All of these feel-good bills mask the true problem, and that is that Delaware’s economy has driven out all of the good middle-class jobs, and the jobs that have replaced them have all been at the low end of the pay scale. So to mask their failure to develop the conditions for a solid economy, efforts like these are all that remain.

There are many ways to help our fellow Delawareans out of poverty that are far, far better than raising the minimum wage and driving more employers out of business. Our Senate Republican Caucus is developing a full poverty agenda for release in the coming months.

In addition, I and many of my fellow senators have cosponsored a bill to make the Earned Income Tax Credit (EITC) refundable in Delaware, so that we can reward the poorest working Delawareans with a tax cut. The EITC has been hailed by officials nationwide, from both sides of the aisle, as the best way to alleviate poverty while rewarding work.

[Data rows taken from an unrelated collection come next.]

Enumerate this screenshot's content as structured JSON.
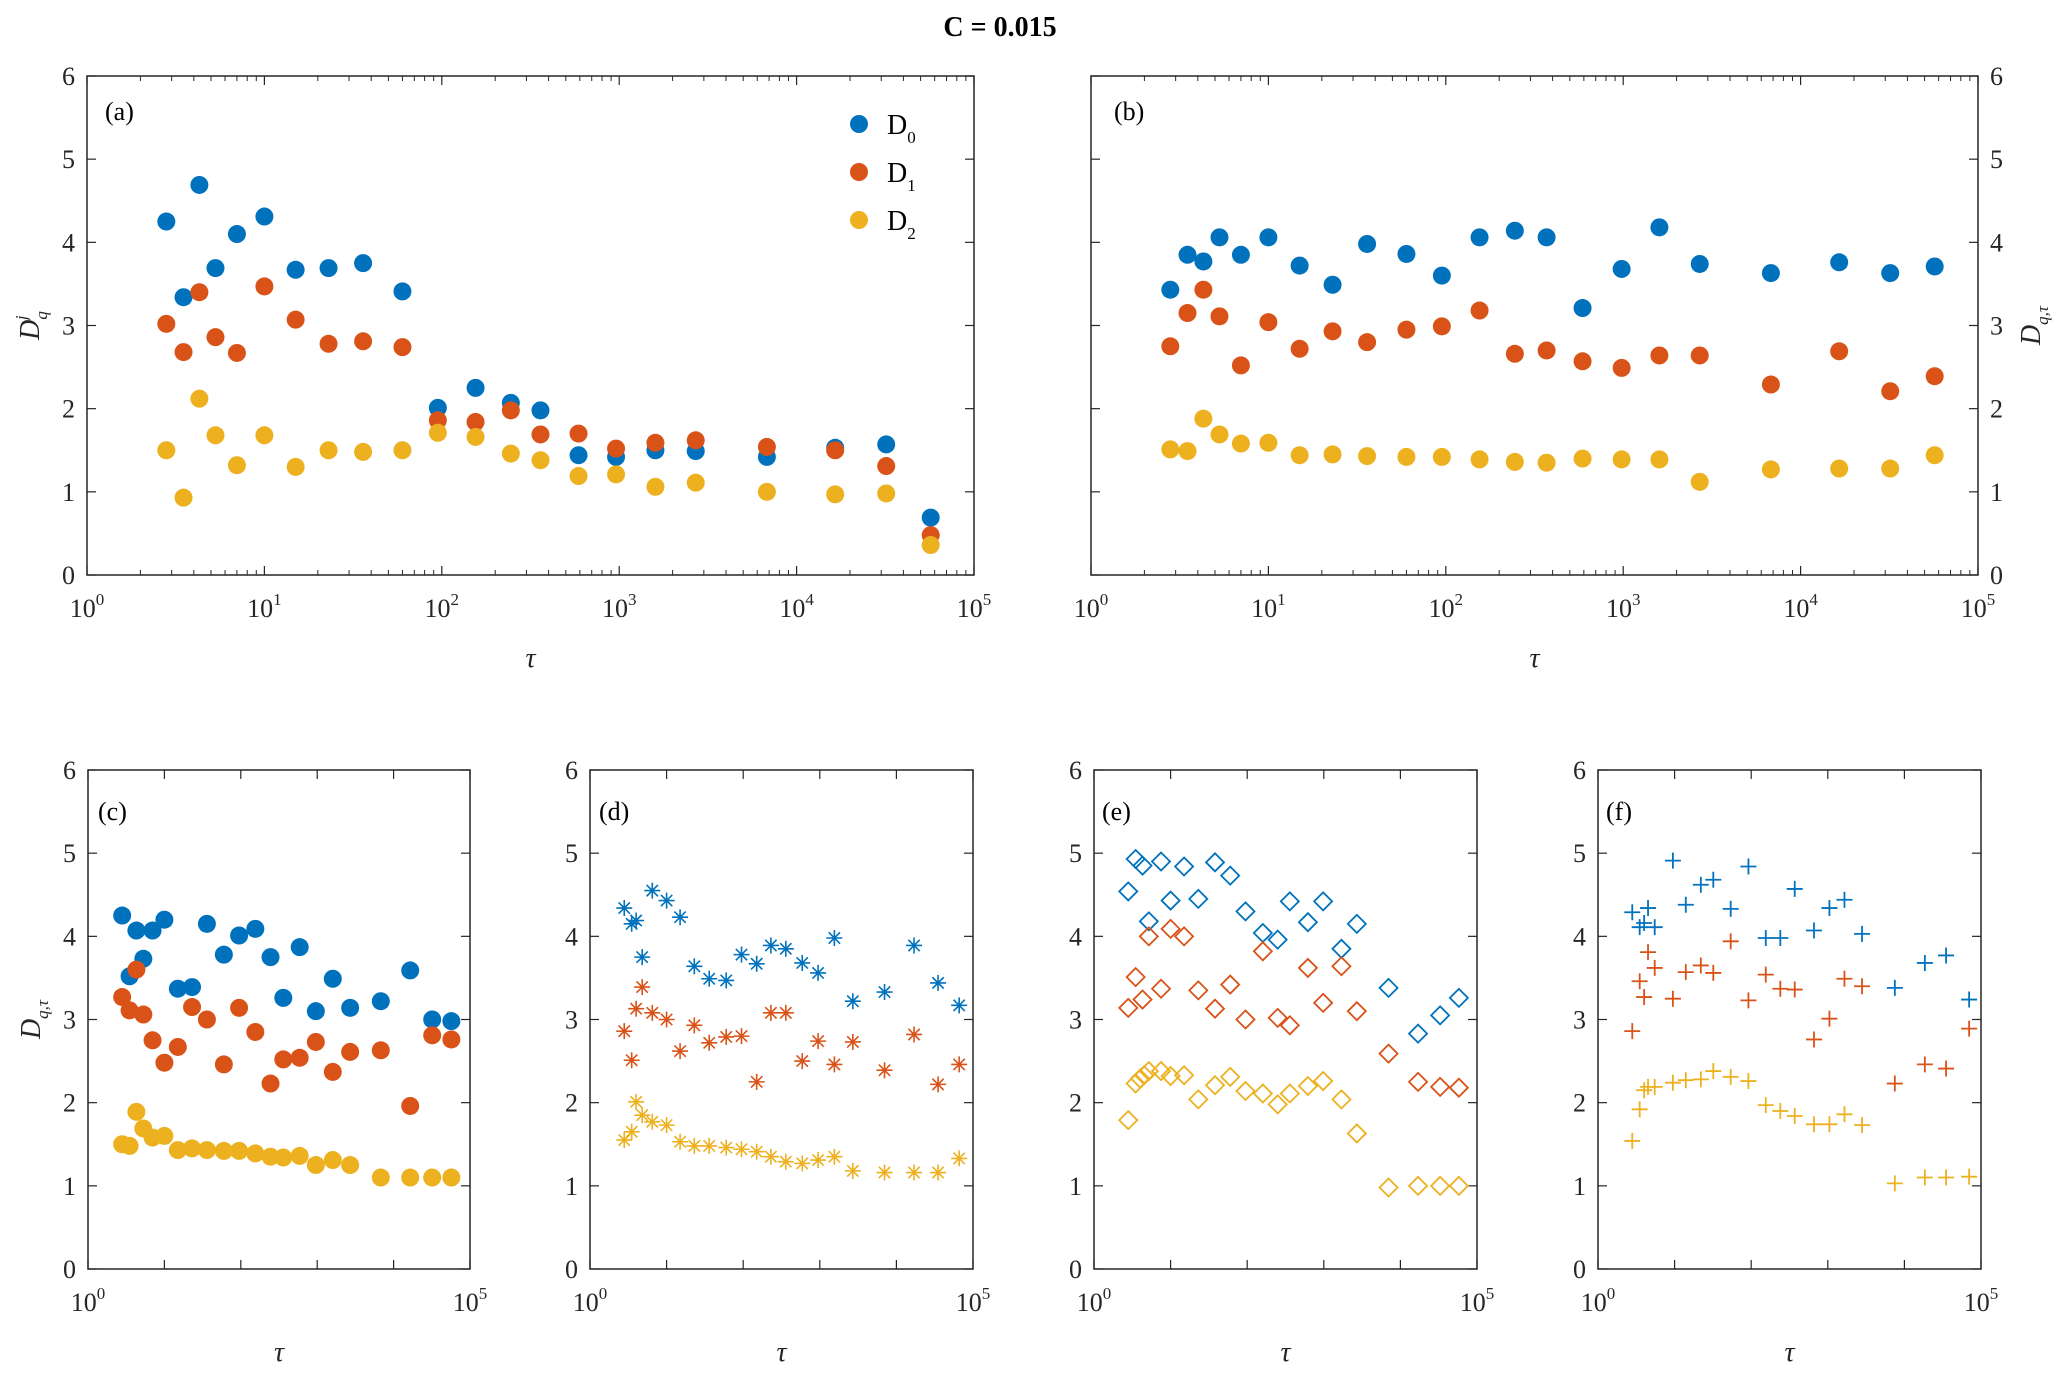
{
  "figure_title": "C = 0.015",
  "chart_data": [
    {
      "id": "a",
      "type": "scatter",
      "panel_label": "(a)",
      "xscale": "log",
      "xlim": [
        1,
        100000
      ],
      "ylim": [
        0,
        6
      ],
      "xlabel": "τ",
      "ylabel": "D_q^j",
      "y_axis_side": "left",
      "marker": "filled-circle",
      "minor_ticks": true,
      "xticks": [
        "10^0",
        "10^1",
        "10^2",
        "10^3",
        "10^4",
        "10^5"
      ],
      "yticks": [
        "0",
        "1",
        "2",
        "3",
        "4",
        "5",
        "6"
      ],
      "legend": {
        "position": "top-right",
        "entries": [
          "D_0",
          "D_1",
          "D_2"
        ]
      },
      "x": [
        2.8,
        3.5,
        4.3,
        5.3,
        7,
        10,
        15,
        23,
        36,
        60,
        95,
        155,
        245,
        360,
        590,
        960,
        1600,
        2700,
        6800,
        16500,
        32000,
        57000
      ],
      "series": [
        {
          "name": "D0",
          "color": "#0072BD",
          "values": [
            4.25,
            3.34,
            4.69,
            3.69,
            4.1,
            4.31,
            3.67,
            3.69,
            3.75,
            3.41,
            2.01,
            2.25,
            2.07,
            1.98,
            1.44,
            1.42,
            1.5,
            1.49,
            1.42,
            1.53,
            1.57,
            0.69
          ]
        },
        {
          "name": "D1",
          "color": "#D95319",
          "values": [
            3.02,
            2.68,
            3.4,
            2.86,
            2.67,
            3.47,
            3.07,
            2.78,
            2.81,
            2.74,
            1.86,
            1.84,
            1.98,
            1.69,
            1.7,
            1.52,
            1.59,
            1.62,
            1.54,
            1.5,
            1.31,
            0.48
          ]
        },
        {
          "name": "D2",
          "color": "#EDB120",
          "values": [
            1.5,
            0.93,
            2.12,
            1.68,
            1.32,
            1.68,
            1.3,
            1.5,
            1.48,
            1.5,
            1.71,
            1.66,
            1.46,
            1.38,
            1.19,
            1.21,
            1.06,
            1.11,
            1.0,
            0.97,
            0.98,
            0.36
          ]
        }
      ]
    },
    {
      "id": "b",
      "type": "scatter",
      "panel_label": "(b)",
      "xscale": "log",
      "xlim": [
        1,
        100000
      ],
      "ylim": [
        0,
        6
      ],
      "xlabel": "τ",
      "ylabel": "D_q,τ",
      "y_axis_side": "right",
      "marker": "filled-circle",
      "minor_ticks": true,
      "xticks": [
        "10^0",
        "10^1",
        "10^2",
        "10^3",
        "10^4",
        "10^5"
      ],
      "yticks": [
        "0",
        "1",
        "2",
        "3",
        "4",
        "5",
        "6"
      ],
      "x": [
        2.8,
        3.5,
        4.3,
        5.3,
        7,
        10,
        15,
        23,
        36,
        60,
        95,
        155,
        245,
        370,
        590,
        980,
        1600,
        2700,
        6800,
        16500,
        32000,
        57000
      ],
      "series": [
        {
          "name": "D0",
          "color": "#0072BD",
          "values": [
            3.43,
            3.85,
            3.77,
            4.06,
            3.85,
            4.06,
            3.72,
            3.49,
            3.98,
            3.86,
            3.6,
            4.06,
            4.14,
            4.06,
            3.21,
            3.68,
            4.18,
            3.74,
            3.63,
            3.76,
            3.63,
            3.71
          ]
        },
        {
          "name": "D1",
          "color": "#D95319",
          "values": [
            2.75,
            3.15,
            3.43,
            3.11,
            2.52,
            3.04,
            2.72,
            2.93,
            2.8,
            2.95,
            2.99,
            3.18,
            2.66,
            2.7,
            2.57,
            2.49,
            2.64,
            2.64,
            2.29,
            2.69,
            2.21,
            2.39
          ]
        },
        {
          "name": "D2",
          "color": "#EDB120",
          "values": [
            1.51,
            1.49,
            1.88,
            1.69,
            1.58,
            1.59,
            1.44,
            1.45,
            1.43,
            1.42,
            1.42,
            1.39,
            1.36,
            1.35,
            1.4,
            1.39,
            1.39,
            1.12,
            1.27,
            1.28,
            1.28,
            1.44
          ]
        }
      ]
    },
    {
      "id": "c",
      "type": "scatter",
      "panel_label": "(c)",
      "xscale": "log",
      "xlim": [
        1,
        100000
      ],
      "ylim": [
        0,
        6
      ],
      "xlabel": "τ",
      "ylabel": "D_q,τ",
      "y_axis_side": "left",
      "marker": "filled-circle",
      "minor_ticks": false,
      "xticks": [
        "10^0",
        "10^5"
      ],
      "yticks": [
        "0",
        "1",
        "2",
        "3",
        "4",
        "5",
        "6"
      ],
      "series": [
        {
          "name": "D0",
          "color": "#0072BD",
          "x": [
            2.8,
            3.5,
            4.3,
            5.3,
            7,
            10,
            15,
            23,
            36,
            60,
            95,
            155,
            245,
            360,
            590,
            960,
            1600,
            2700,
            6800,
            16500,
            32000,
            57000
          ],
          "values": [
            4.25,
            3.52,
            4.07,
            3.73,
            4.07,
            4.2,
            3.37,
            3.39,
            4.15,
            3.78,
            4.01,
            4.09,
            3.75,
            3.26,
            3.87,
            3.1,
            3.49,
            3.14,
            3.22,
            3.59,
            3.0,
            2.98
          ]
        },
        {
          "name": "D1",
          "color": "#D95319",
          "x": [
            2.8,
            3.5,
            4.3,
            5.3,
            7,
            10,
            15,
            23,
            36,
            60,
            95,
            155,
            245,
            360,
            590,
            960,
            1600,
            2700,
            6800,
            16500,
            32000,
            57000
          ],
          "values": [
            3.27,
            3.11,
            3.6,
            3.06,
            2.75,
            2.48,
            2.67,
            3.15,
            3.0,
            2.46,
            3.14,
            2.85,
            2.23,
            2.52,
            2.54,
            2.73,
            2.37,
            2.61,
            2.63,
            1.96,
            2.81,
            2.76
          ]
        },
        {
          "name": "D2",
          "color": "#EDB120",
          "x": [
            2.8,
            3.5,
            4.3,
            5.3,
            7,
            10,
            15,
            23,
            36,
            60,
            95,
            155,
            245,
            360,
            590,
            960,
            1600,
            2700,
            6800,
            16500,
            32000,
            57000
          ],
          "values": [
            1.5,
            1.48,
            1.89,
            1.69,
            1.58,
            1.6,
            1.43,
            1.45,
            1.43,
            1.42,
            1.42,
            1.39,
            1.35,
            1.34,
            1.36,
            1.25,
            1.31,
            1.25,
            1.1,
            1.1,
            1.1,
            1.1
          ]
        }
      ]
    },
    {
      "id": "d",
      "type": "scatter",
      "panel_label": "(d)",
      "xscale": "log",
      "xlim": [
        1,
        100000
      ],
      "ylim": [
        0,
        6
      ],
      "xlabel": "τ",
      "ylabel": "",
      "y_axis_side": "left",
      "marker": "asterisk",
      "minor_ticks": false,
      "xticks": [
        "10^0",
        "10^5"
      ],
      "yticks": [
        "0",
        "1",
        "2",
        "3",
        "4",
        "5",
        "6"
      ],
      "series": [
        {
          "name": "D0",
          "color": "#0072BD",
          "x": [
            2.8,
            3.5,
            4,
            4.8,
            6.5,
            10,
            15,
            23,
            36,
            60,
            95,
            150,
            230,
            360,
            590,
            950,
            1550,
            2700,
            7000,
            17000,
            35000,
            66000
          ],
          "values": [
            4.34,
            4.15,
            4.19,
            3.75,
            4.55,
            4.43,
            4.23,
            3.64,
            3.49,
            3.47,
            3.78,
            3.67,
            3.89,
            3.85,
            3.68,
            3.56,
            3.98,
            3.22,
            3.33,
            3.89,
            3.44,
            3.17
          ]
        },
        {
          "name": "D1",
          "color": "#D95319",
          "x": [
            2.8,
            3.5,
            4,
            4.8,
            6.5,
            10,
            15,
            23,
            36,
            60,
            95,
            150,
            230,
            360,
            590,
            950,
            1550,
            2700,
            7000,
            17000,
            35000,
            66000
          ],
          "values": [
            2.86,
            2.51,
            3.13,
            3.39,
            3.08,
            3.0,
            2.62,
            2.93,
            2.72,
            2.79,
            2.8,
            2.25,
            3.08,
            3.08,
            2.5,
            2.74,
            2.46,
            2.73,
            2.39,
            2.82,
            2.22,
            2.46
          ]
        },
        {
          "name": "D2",
          "color": "#EDB120",
          "x": [
            2.8,
            3.5,
            4,
            4.8,
            6.5,
            10,
            15,
            23,
            36,
            60,
            95,
            150,
            230,
            360,
            590,
            950,
            1550,
            2700,
            7000,
            17000,
            35000,
            66000
          ],
          "values": [
            1.55,
            1.65,
            2.01,
            1.85,
            1.77,
            1.73,
            1.53,
            1.48,
            1.48,
            1.46,
            1.44,
            1.41,
            1.35,
            1.29,
            1.27,
            1.31,
            1.35,
            1.18,
            1.16,
            1.16,
            1.16,
            1.33
          ]
        }
      ]
    },
    {
      "id": "e",
      "type": "scatter",
      "panel_label": "(e)",
      "xscale": "log",
      "xlim": [
        1,
        100000
      ],
      "ylim": [
        0,
        6
      ],
      "xlabel": "τ",
      "ylabel": "",
      "y_axis_side": "left",
      "marker": "open-diamond",
      "minor_ticks": false,
      "xticks": [
        "10^0",
        "10^5"
      ],
      "yticks": [
        "0",
        "1",
        "2",
        "3",
        "4",
        "5",
        "6"
      ],
      "series": [
        {
          "name": "D0",
          "color": "#0072BD",
          "x": [
            2.8,
            3.5,
            4.3,
            5.2,
            7.5,
            10,
            15,
            23,
            38,
            60,
            95,
            160,
            250,
            360,
            620,
            980,
            1700,
            2700,
            7000,
            17000,
            33000,
            58000
          ],
          "values": [
            4.54,
            4.93,
            4.85,
            4.18,
            4.9,
            4.43,
            4.84,
            4.45,
            4.89,
            4.73,
            4.3,
            4.04,
            3.96,
            4.42,
            4.17,
            4.42,
            3.85,
            4.15,
            3.38,
            2.83,
            3.05,
            3.26
          ]
        },
        {
          "name": "D1",
          "color": "#D95319",
          "x": [
            2.8,
            3.5,
            4.3,
            5.2,
            7.5,
            10,
            15,
            23,
            38,
            60,
            95,
            160,
            250,
            360,
            620,
            980,
            1700,
            2700,
            7000,
            17000,
            33000,
            58000
          ],
          "values": [
            3.14,
            3.51,
            3.24,
            4.0,
            3.37,
            4.09,
            4.0,
            3.35,
            3.13,
            3.42,
            3.0,
            3.82,
            3.02,
            2.93,
            3.62,
            3.2,
            3.64,
            3.1,
            2.59,
            2.25,
            2.19,
            2.18
          ]
        },
        {
          "name": "D2",
          "color": "#EDB120",
          "x": [
            2.8,
            3.5,
            4.0,
            4.5,
            5.2,
            7.5,
            10,
            15,
            23,
            38,
            60,
            95,
            160,
            250,
            360,
            620,
            980,
            1700,
            2700,
            7000,
            17000,
            33000,
            58000
          ],
          "values": [
            1.79,
            2.23,
            2.29,
            2.33,
            2.38,
            2.38,
            2.32,
            2.33,
            2.04,
            2.21,
            2.31,
            2.14,
            2.11,
            1.98,
            2.11,
            2.2,
            2.26,
            2.04,
            1.63,
            0.98,
            1.0,
            1.0,
            1.0
          ]
        }
      ]
    },
    {
      "id": "f",
      "type": "scatter",
      "panel_label": "(f)",
      "xscale": "log",
      "xlim": [
        1,
        100000
      ],
      "ylim": [
        0,
        6
      ],
      "xlabel": "τ",
      "ylabel": "",
      "y_axis_side": "left",
      "marker": "plus",
      "minor_ticks": false,
      "xticks": [
        "10^0",
        "10^5"
      ],
      "yticks": [
        "0",
        "1",
        "2",
        "3",
        "4",
        "5",
        "6"
      ],
      "series": [
        {
          "name": "D0",
          "color": "#0072BD",
          "x": [
            2.8,
            3.5,
            4.0,
            4.5,
            5.5,
            9.5,
            14,
            22,
            32,
            54,
            92,
            155,
            240,
            370,
            660,
            1050,
            1650,
            2800,
            7500,
            18500,
            35000,
            70000
          ],
          "values": [
            4.29,
            4.11,
            4.16,
            4.34,
            4.11,
            4.91,
            4.38,
            4.62,
            4.68,
            4.33,
            4.84,
            3.98,
            3.98,
            4.57,
            4.07,
            4.34,
            4.44,
            4.03,
            3.38,
            3.68,
            3.77,
            3.24
          ]
        },
        {
          "name": "D1",
          "color": "#D95319",
          "x": [
            2.8,
            3.5,
            4.0,
            4.5,
            5.5,
            9.5,
            14,
            22,
            32,
            54,
            92,
            155,
            240,
            370,
            660,
            1050,
            1650,
            2800,
            7500,
            18500,
            35000,
            70000
          ],
          "values": [
            2.86,
            3.46,
            3.27,
            3.81,
            3.62,
            3.25,
            3.57,
            3.65,
            3.56,
            3.94,
            3.23,
            3.54,
            3.37,
            3.36,
            2.76,
            3.01,
            3.49,
            3.4,
            2.23,
            2.46,
            2.41,
            2.89
          ]
        },
        {
          "name": "D2",
          "color": "#EDB120",
          "x": [
            2.8,
            3.5,
            4.0,
            4.5,
            5.5,
            9.5,
            14,
            22,
            32,
            54,
            92,
            155,
            240,
            370,
            660,
            1050,
            1650,
            2800,
            7500,
            18500,
            35000,
            70000
          ],
          "values": [
            1.54,
            1.92,
            2.15,
            2.19,
            2.19,
            2.24,
            2.27,
            2.28,
            2.38,
            2.31,
            2.26,
            1.97,
            1.9,
            1.84,
            1.74,
            1.74,
            1.86,
            1.73,
            1.03,
            1.1,
            1.1,
            1.11
          ]
        }
      ]
    }
  ]
}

In addition, we need to provide for the highest-quality educational choices and skills training for our young people, encourage stable families, and promote ideas like Right To Work, so that major manufacturers will look to bring their solid middle-class jobs to Delaware once again.

Real economic growth is the fastest cure to many of our societal ills, but we’re simply not seeing that in the current restrictive, overregulated environment in Delaware.

And this minimum wage increase is another red flag for the few employers that are considering moving to Delaware that we are closed for business.

We look forward to unveiling our poverty agenda later this session so that we can help people work their way out of poverty, obtain the skills they need, and rev up the engine of the economy, while reducing the size of state government.

That, and not a job-killing wage mandate, is the best way forward.

State Sen. David G. Lawson, R-Marydel, serves the 15th District.